Cézanne couldn’t tell you what an apple looked like, not empirically (who could?), but his paintings shocked audiences by conveying what apples looked like to him. Painter Silke Schöner turns landscapes on their heads with extraction, paving fields and sky with empty plains of space that we can fill in. A new exhibition of Schöner’s work opens this week, May 14, 2009 at Dillon Gallery in New York, and will be on view through June.
Silke Schöner was born in 1968 in Krefeld, Germany. She has worked as an artist in Kassel, Germany since 1989 and has been widely exhibited in Germany, Japan, and the U.S.
How long have you been using white space to isolate aspects of your art? What does it enable you to do as a painter?
After completing my art studies in 1994, I started working with ornaments and shapes. As an experiment, I did some portraits of a very close friend of mine called Sylvia Weiss (White!). The portraits were on a white background with geometric forms as a supporting means.
For me, an object painted in a white space has room to expand, i.e., it is not limited by adjoining objects or visual information. The portraits showed Sylvia in pensive poses, and by means of the geometric elements, I tried to create an abstract/notional impression.
This then led me to attempt painting the abstract/spiritual world by means of real objects. Instead of color-space paintings (associated with emotions), I used empty white spaces to represent the mental/spiritual, whereby the viewer unconsciously adds the “missing information.”
How do you select which parts are the “missing information?”
Basically, it’s purely intuitive or coincidental. However, when making photos of landscapes, I do a kind of pre-selection in my mind. Then, while painting, I decide whether individual details are to remain or not. I compose the picture by painting the most important objects first, and then adding detail by detail until I feel that the painting is finished. Hereby, the formal, the “weight” of each object plays a role. Sometimes I decide to leave out items that seemed to be important when I took the photograph. Also, by deliberate shaping of the positive, real shape, I am able to give a specific negative shape to the white space. In this way, I am able to influence the viewer’s spiritual/mental impression.
Your recent paintings seem more sparse to me, even lighter than previous years. It’s quite an alien world. Do you want your paintings to have a disorienting effect?
The reduction of the “real” portions of my paintings was a gradual process up to the point where there was no longer a connection with the border of the canvas (see “Sleeping beauty”). With this painting, I realized that I was getting close to surrealistic art, a direction that I did not want to go. By means of photography, I want to remain in the real world, because I believe that it is also possible to represent the spiritual/mental without resorting to surrealism.

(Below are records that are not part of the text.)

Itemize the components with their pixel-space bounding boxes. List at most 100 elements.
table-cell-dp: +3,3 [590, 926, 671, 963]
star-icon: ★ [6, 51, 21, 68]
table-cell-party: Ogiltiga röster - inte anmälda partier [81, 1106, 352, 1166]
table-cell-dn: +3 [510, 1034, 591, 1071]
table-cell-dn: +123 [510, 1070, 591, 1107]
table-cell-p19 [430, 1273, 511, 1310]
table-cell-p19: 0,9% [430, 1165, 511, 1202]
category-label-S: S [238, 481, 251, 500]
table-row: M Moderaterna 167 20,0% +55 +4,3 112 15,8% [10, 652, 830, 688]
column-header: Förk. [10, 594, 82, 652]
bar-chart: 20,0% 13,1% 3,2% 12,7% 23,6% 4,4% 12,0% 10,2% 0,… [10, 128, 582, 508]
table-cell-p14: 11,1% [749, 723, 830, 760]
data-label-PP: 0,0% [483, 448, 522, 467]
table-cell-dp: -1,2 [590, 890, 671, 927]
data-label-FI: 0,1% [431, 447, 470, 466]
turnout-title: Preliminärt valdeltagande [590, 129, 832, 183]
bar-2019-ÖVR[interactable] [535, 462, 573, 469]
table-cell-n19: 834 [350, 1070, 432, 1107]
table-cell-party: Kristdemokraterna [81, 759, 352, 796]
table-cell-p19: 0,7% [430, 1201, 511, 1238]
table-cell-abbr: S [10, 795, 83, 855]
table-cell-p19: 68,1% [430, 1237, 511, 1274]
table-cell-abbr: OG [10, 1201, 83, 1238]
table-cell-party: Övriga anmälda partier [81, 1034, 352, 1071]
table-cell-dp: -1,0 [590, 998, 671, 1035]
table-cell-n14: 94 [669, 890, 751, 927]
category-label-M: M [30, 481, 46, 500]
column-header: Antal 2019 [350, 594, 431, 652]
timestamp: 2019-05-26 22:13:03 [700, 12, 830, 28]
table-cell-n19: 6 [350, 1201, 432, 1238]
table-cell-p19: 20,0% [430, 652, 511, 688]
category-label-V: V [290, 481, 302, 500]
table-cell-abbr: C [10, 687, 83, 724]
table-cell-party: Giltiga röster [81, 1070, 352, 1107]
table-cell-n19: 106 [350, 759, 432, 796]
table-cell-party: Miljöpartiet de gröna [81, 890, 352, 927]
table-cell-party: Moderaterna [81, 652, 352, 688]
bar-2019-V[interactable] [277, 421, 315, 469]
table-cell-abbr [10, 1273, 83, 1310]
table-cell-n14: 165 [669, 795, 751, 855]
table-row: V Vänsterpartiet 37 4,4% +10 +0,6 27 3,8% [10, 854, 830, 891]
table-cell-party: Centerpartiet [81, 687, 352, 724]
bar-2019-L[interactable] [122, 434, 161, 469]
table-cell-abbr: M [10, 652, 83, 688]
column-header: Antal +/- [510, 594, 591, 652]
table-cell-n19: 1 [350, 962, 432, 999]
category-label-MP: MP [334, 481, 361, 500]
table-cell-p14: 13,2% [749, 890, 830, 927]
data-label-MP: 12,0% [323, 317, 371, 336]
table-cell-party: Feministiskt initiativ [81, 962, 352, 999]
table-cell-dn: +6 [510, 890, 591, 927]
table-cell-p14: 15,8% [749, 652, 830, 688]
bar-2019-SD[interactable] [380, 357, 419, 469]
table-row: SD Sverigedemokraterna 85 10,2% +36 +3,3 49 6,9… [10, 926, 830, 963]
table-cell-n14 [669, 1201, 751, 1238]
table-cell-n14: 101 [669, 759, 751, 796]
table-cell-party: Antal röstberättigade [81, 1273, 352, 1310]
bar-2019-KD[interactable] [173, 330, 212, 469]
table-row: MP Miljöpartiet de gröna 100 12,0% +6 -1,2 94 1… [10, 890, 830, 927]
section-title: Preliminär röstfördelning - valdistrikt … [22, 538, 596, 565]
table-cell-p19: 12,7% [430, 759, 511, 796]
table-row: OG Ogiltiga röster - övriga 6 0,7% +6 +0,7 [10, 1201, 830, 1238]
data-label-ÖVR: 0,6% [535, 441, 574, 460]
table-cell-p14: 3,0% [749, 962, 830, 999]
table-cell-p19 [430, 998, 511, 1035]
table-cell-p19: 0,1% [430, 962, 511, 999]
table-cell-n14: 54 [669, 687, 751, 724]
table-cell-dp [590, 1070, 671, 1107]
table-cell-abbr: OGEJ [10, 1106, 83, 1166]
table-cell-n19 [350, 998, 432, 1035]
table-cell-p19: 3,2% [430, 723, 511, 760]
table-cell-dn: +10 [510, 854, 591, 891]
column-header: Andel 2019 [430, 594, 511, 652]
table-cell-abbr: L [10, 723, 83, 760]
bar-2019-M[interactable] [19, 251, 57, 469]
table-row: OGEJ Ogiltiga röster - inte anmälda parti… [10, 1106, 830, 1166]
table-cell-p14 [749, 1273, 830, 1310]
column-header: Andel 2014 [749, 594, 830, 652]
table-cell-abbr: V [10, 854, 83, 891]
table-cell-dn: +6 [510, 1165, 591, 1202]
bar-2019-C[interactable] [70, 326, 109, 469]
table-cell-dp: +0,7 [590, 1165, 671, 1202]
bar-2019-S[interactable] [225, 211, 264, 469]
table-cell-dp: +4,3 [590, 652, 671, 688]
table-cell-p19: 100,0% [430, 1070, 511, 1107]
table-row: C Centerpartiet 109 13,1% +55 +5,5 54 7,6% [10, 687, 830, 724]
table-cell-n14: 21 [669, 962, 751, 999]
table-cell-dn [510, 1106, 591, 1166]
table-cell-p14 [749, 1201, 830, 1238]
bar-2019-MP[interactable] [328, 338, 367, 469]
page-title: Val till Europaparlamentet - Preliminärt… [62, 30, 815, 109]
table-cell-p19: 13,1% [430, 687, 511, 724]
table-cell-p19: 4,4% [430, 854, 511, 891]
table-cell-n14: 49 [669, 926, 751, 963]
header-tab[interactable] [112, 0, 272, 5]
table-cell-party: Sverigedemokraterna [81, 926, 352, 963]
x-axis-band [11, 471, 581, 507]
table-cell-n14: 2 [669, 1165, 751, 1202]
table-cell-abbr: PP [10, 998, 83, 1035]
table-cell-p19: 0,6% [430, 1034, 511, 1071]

Then to remain in the real, is the real world external or internal? Do you see the natural world as something outside you that you are painting, or are you painting a vision that comes from within?
My paintings are based on photographs projected onto the canvas (the natural world). I then paint what I consider to be essential, as explained before. Hereby, I don’t abstract by changing shapes or colors, but instead I select and compose the objects that I intuitively feel are necessary (vision from within). By painting only a portion of the real world together with the white spaces, I create a landscape with a universal character that conveys distance, clarity, and serenity. Viewers associate with the universal impression, and “recognize” a landscape familiar to them.
One piece of work with a special meaning for me is “Winterbild.” Painting the group of people wandering through the cold of winter created an inner picture of flight and expulsion. For me, the painting is charged with the subjects of loss, separation, and homelessness.
In fact, the painting developed such a powerful dynamism of its own that it got lost on its way from Germany to New York. While filling out the search request form, I imagined it was similar to the procedure for tracing a missing person. When I was informed some six months later that the painting had been found, I felt relief and happiness in two ways: first, I was pleased that the picture was safe in the Dillon Gallery, and second, I was able to experience the sense of loss again, but this time with a kind of healing effect.